From d4ec16720bb7ce4661388c9ff21afc2bc44dadf5 Mon Sep 17 00:00:00 2001
From: Hao <dabuddha@126.com>
Date: Mon, 23 Mar 2026 11:29:47 +0800
Subject: [PATCH] fix: feishu block type detection, table rendering & image
 download

- Replace unreliable block_type number matching with key-based detection
  (detect_block_kind), fixing bullet lists rendered as empty code blocks
  and images being completely lost
- Add table rendering support (render_table + render_cell_content) for
  Table and TableCell blocks, which were previously unhandled
- Add image download via Feishu drive API (drive:drive:readonly permission
  required), with graceful fallback to feishu-image:// protocol
- All changes are backward compatible with default parameter values
---
 scripts/fetch_feishu.py | 276 ++++++++++++++++++++++++++++++++--------
 1 file changed, 224 insertions(+), 52 deletions(-)

diff --git a/scripts/fetch_feishu.py b/scripts/fetch_feishu.py
index db767cd..5d2e822 100755
--- a/scripts/fetch_feishu.py
+++ b/scripts/fetch_feishu.py
@@ -10,6 +10,47 @@
 FEISHU_API_BASE = "https://open.feishu.cn/open-apis"
 
 
+def download_image(file_token, save_dir, access_token):
+    """下载飞书图片到本地，返回文件名或 None"""
+    url = f"{FEISHU_API_BASE}/drive/v1/medias/{file_token}/download"
+    headers = {"Authorization": f"Bearer {access_token}"}
+    try:
+        resp = requests.get(url, headers=headers, timeout=30)
+        if resp.status_code == 200 and resp.content:
+            content_type = resp.headers.get("Content-Type", "")
+            ext = "png"
+            if "jpeg" in content_type or "jpg" in content_type:
+                ext = "jpg"
+            elif "gif" in content_type:
+                ext = "gif"
+            elif "webp" in content_type:
+                ext = "webp"
+
+            os.makedirs(save_dir, exist_ok=True)
+            filename = f"{file_token}.{ext}"
+            filepath = os.path.join(save_dir, filename)
+            with open(filepath, "wb") as f:
+                f.write(resp.content)
+            return filename
+    except Exception as e:
+        print(f"图片下载失败 {file_token}: {e}", file=sys.stderr)
+    return None
+
+
+def download_all_images(blocks, save_dir, access_token):
+    """下载所有图片，返回 {token: filename} 映射"""
+    image_map = {}
+    for block in blocks:
+        if "image" in block:
+            image_data = block["image"]
+            file_token = image_data.get("token", "")
+            if file_token and file_token not in image_map:
+                filename = download_image(file_token, save_dir, access_token)
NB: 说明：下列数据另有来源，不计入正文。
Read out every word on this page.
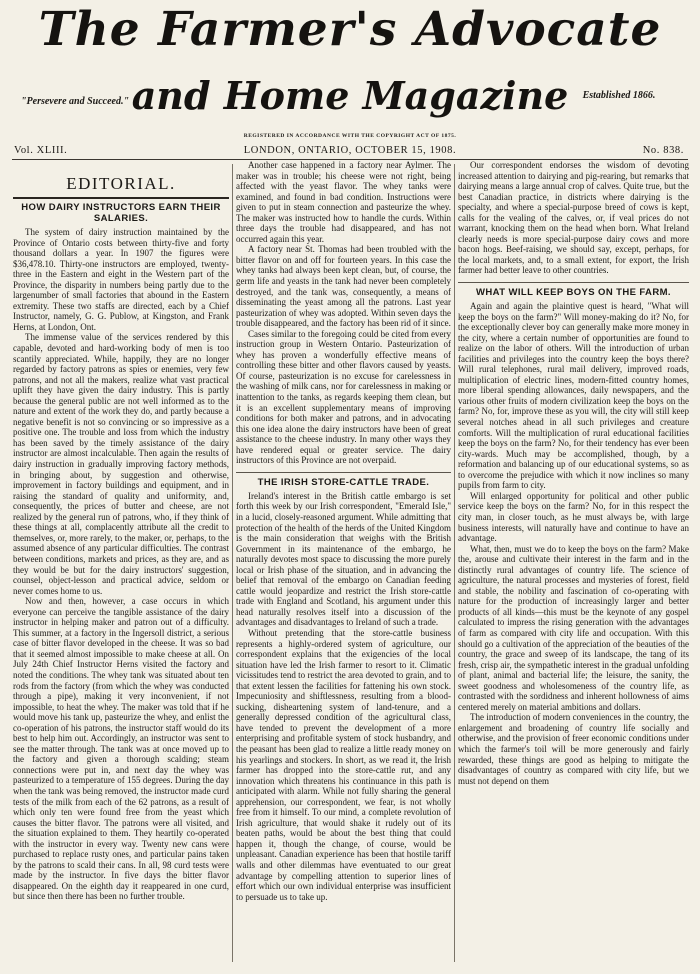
The Farmer's Advocate
and Home Magazine
"Persevere and Succeed."
Established 1866.
REGISTERED IN ACCORDANCE WITH THE COPYRIGHT ACT OF 1875.
Vol. XLIII.	LONDON, ONTARIO, OCTOBER 15, 1908.	No. 838.
EDITORIAL.
HOW DAIRY INSTRUCTORS EARN THEIR SALARIES.

The system of dairy instruction maintained by the Province of Ontario costs between thirty-five and forty thousand dollars a year. In 1907 the figures were $36,478.10. Thirty-one instructors are employed, twenty-three in the Eastern and eight in the Western part of the Province, the disparity in numbers being partly due to the largenumber of small factories that abound in the Eastern extremity. These two staffs are directed, each by a Chief Instructor, namely, G. G. Publow, at Kingston, and Frank Herns, at London, Ont.

The immense value of the services rendered by this capable, devoted and hard-working body of men is too scantily appreciated. While, happily, they are no longer regarded by factory patrons as spies or enemies, very few patrons, and not all the makers, realize what vast practical uplift they have given the dairy industry. This is partly because the general public are not well informed as to the nature and extent of the work they do, and partly because a negative benefit is not so convincing or so impressive as a positive one. The trouble and loss from which the industry has been saved by the timely assistance of the dairy instructor are almost incalculable. Then again the results of dairy instruction in gradually improving factory methods, in bringing about, by suggestion and otherwise, improvement in factory buildings and equipment, and in raising the standard of quality and uniformity, and, consequently, the prices of butter and cheese, are not realized by the general run of patrons, who, if they think of these things at all, complacently attribute all the credit to themselves, or, more rarely, to the maker, or, perhaps, to the assumed absence of any particular difficulties. The contrast between conditions, markets and prices, as they are, and as they would be but for the dairy instructors' suggestion, counsel, object-lesson and practical advice, seldom or never comes home to us.

Now and then, however, a case occurs in which everyone can perceive the tangible assistance of the dairy instructor in helping maker and patron out of a difficulty. This summer, at a factory in the Ingersoll district, a serious case of bitter flavor developed in the cheese. It was so bad that it seemed almost impossible to make cheese at all. On July 24th Chief Instructor Herns visited the factory and noted the conditions. The whey tank was situated about ten rods from the factory (from which the whey was conducted through a pipe), making it very inconvenient, if not impossible, to heat the whey. The maker was told that if he would move his tank up, pasteurize the whey, and enlist the co-operation of his patrons, the instructor staff would do its best to help him out. Accordingly, an instructor was sent to see the matter through. The tank was at once moved up to the factory and given a thorough scalding; steam connections were put in, and next day the whey was pasteurized to a temperature of 155 degrees. During the day when the tank was being removed, the instructor made curd tests of the milk from each of the 62 patrons, as a result of which only ten were found free from the yeast which causes the bitter flavor. The patrons were all visited, and the situation explained to them. They heartily co-operated with the instructor in every way. Twenty new cans were purchased to replace rusty ones, and particular pains taken by the patrons to scald their cans. In all, 98 curd tests were made by the instructor. In five days the bitter flavor disappeared. On the eighth day it reappeared in one curd, but since then there has been no further trouble.

Another case happened in a factory near Aylmer. The maker was in trouble; his cheese were not right, being affected with the yeast flavor. The whey tanks were examined, and found in bad condition. Instructions were given to put in steam connection and pasteurize the whey. The maker was instructed how to handle the curds. Within three days the trouble had disappeared, and has not occurred again this year.

A factory near St. Thomas had been troubled with the bitter flavor on and off for fourteen years. In this case the whey tanks had always been kept clean, but, of course, the germ life and yeasts in the tank had never been completely destroyed, and the tank was, consequently, a means of disseminating the yeast among all the patrons. Last year pasteurization of whey was adopted. Within seven days the trouble disappeared, and the factory has been rid of it since.

Cases similar to the foregoing could be cited from every instruction group in Western Ontario. Pasteurization of whey has proven a wonderfully effective means of controlling these bitter and other flavors caused by yeasts. Of course, pasteurization is no excuse for carelessness in the washing of milk cans, nor for carelessness in making or inattention to the tanks, as regards keeping them clean, but it is an excellent supplementary means of improving conditions for both maker and patrons, and in advocating this one idea alone the dairy instructors have been of great assistance to the cheese industry. In many other ways they have rendered equal or greater service. The dairy instructors of this Province are not overpaid.

THE IRISH STORE-CATTLE TRADE.

Ireland's interest in the British cattle embargo is set forth this week by our Irish correspondent, "Emerald Isle," in a lucid, closely-reasoned argument. While admitting that protection of the health of the herds of the United Kingdom is the main consideration that weighs with the British Government in its maintenance of the embargo, he naturally devotes most space to discussing the more purely local or Irish phase of the situation, and in advancing the belief that removal of the embargo on Canadian feeding cattle would jeopardize and restrict the Irish store-cattle trade with England and Scotland, his argument under this head naturally resolves itself into a discussion of the advantages and disadvantages to Ireland of such a trade.

Without pretending that the store-cattle business represents a highly-ordered system of agriculture, our correspondent explains that the exigencies of the local situation have led the Irish farmer to resort to it. Climatic vicissitudes tend to restrict the area devoted to grain, and to that extent lessen the facilities for fattening his own stock. Impecuniosity and shiftlessness, resulting from a blood-sucking, disheartening system of land-tenure, and a generally depressed condition of the agricultural class, have tended to prevent the development of a more enterprising and profitable system of stock husbandry, and the peasant has been glad to realize a little ready money on his yearlings and stockers. In short, as we read it, the Irish farmer has dropped into the store-cattle rut, and any innovation which threatens his continuance in this path is anticipated with alarm. While not fully sharing the general apprehension, our correspondent, we fear, is not wholly free from it himself. To our mind, a complete revolution of Irish agriculture, that would shake it rudely out of its beaten paths, would be about the best thing that could happen it, though the change, of course, would be unpleasant. Canadian experience has been that hostile tariff walls and other dilemmas have eventuated to our great advantage by compelling attention to superior lines of effort which our own individual enterprise was insufficient to persuade us to take up.

Our correspondent endorses the wisdom of devoting increased attention to dairying and pig-rearing, but remarks that dairying means a large annual crop of calves. Quite true, but the best Canadian practice, in districts where dairying is the specialty, and where a special-purpose breed of cows is kept, calls for the vealing of the calves, or, if veal prices do not warrant, knocking them on the head when born. What Ireland clearly needs is more special-purpose dairy cows and more bacon hogs. Beef-raising, we should say, except, perhaps, for the local markets, and, to a small extent, for export, the Irish farmer had better leave to other countries.

WHAT WILL KEEP BOYS ON THE FARM.

Again and again the plaintive quest is heard, "What will keep the boys on the farm?" Will money-making do it? No, for the exceptionally clever boy can generally make more money in the city, where a certain number of opportunities are found to realize on the labor of others. Will the introduction of urban facilities and privileges into the country keep the boys there? Will rural telephones, rural mail delivery, improved roads, multiplication of electric lines, modern-fitted country homes, more liberal spending allowances, daily newspapers, and the various other fruits of modern civilization keep the boys on the farm? No, for, improve these as you will, the city will still keep several notches ahead in all such privileges and creature comforts. Will the multiplication of rural educational facilities keep the boys on the farm? No, for their tendency has ever been city-wards. Much may be accomplished, though, by a reformation and balancing up of our educational systems, so as to overcome the prejudice with which it now inclines so many pupils from farm to city.

Will enlarged opportunity for political and other public service keep the boys on the farm? No, for in this respect the city man, in closer touch, as he must always be, with large business interests, will naturally have and continue to have an advantage.

What, then, must we do to keep the boys on the farm? Make the, arouse and cultivate their interest in the farm and in the distinctly rural advantages of country life. The science of agriculture, the natural processes and mysteries of forest, field and stable, the nobility and fascination of co-operating with nature for the production of increasingly larger and better products of all kinds—this must be the keynote of any gospel calculated to impress the rising generation with the advantages of farm as compared with city life and occupation. With this should go a cultivation of the appreciation of the beauties of the country, the grace and sweep of its landscape, the tang of its fresh, crisp air, the sympathetic interest in the gradual unfolding of plant, animal and bacterial life; the leisure, the sanity, the sweet goodness and wholesomeness of the country life, as contrasted with the sordidness and inherent hollowness of aims centered merely on material ambitions and dollars.

The introduction of modern conveniences in the country, the enlargement and broadening of country life socially and otherwise, and the provision of freer economic conditions under which the farmer's toil will be more generously and fairly rewarded, these things are good as helping to mitigate the disadvantages of country as compared with city life, but we must not depend on them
+                if filename:
+                    image_map[file_token] = filename
+    return image_map
+
+
 def get_tenant_access_token():
     """获取 tenant_access_token"""
     app_id = os.environ.get("FEISHU_APP_ID")
@@ -121,22 +162,156 @@ def extract_text_from_elements(elements):
     return "".join(parts)
 
 
-def blocks_to_markdown(blocks):
+def render_cell_content(cell_block, block_index, image_map=None, image_dir_name=None):
+    """渲染表格单元格内容，将子块拼接为单行文本"""
+    children_ids = cell_block.get("children", [])
+    parts = []
+    for child_id in children_ids:
+        child = block_index.get(child_id)
+        if not child:
+            continue
+        # 检查是否有图片数据
+        if "image" in child:
+            image_data = child["image"]
+            token_val = image_data.get("token", "")
+            if image_map and token_val in image_map:
+                parts.append(f"![image]({image_dir_name}/{image_map[token_val]})")
+            elif token_val:
+                parts.append(f"![image](feishu-image://{token_val})")
+        else:
+            # 尝试提取文本
+            for key in child:
+                if isinstance(child[key], dict) and "elements" in child[key]:
+                    text = extract_text_from_elements(child[key]["elements"])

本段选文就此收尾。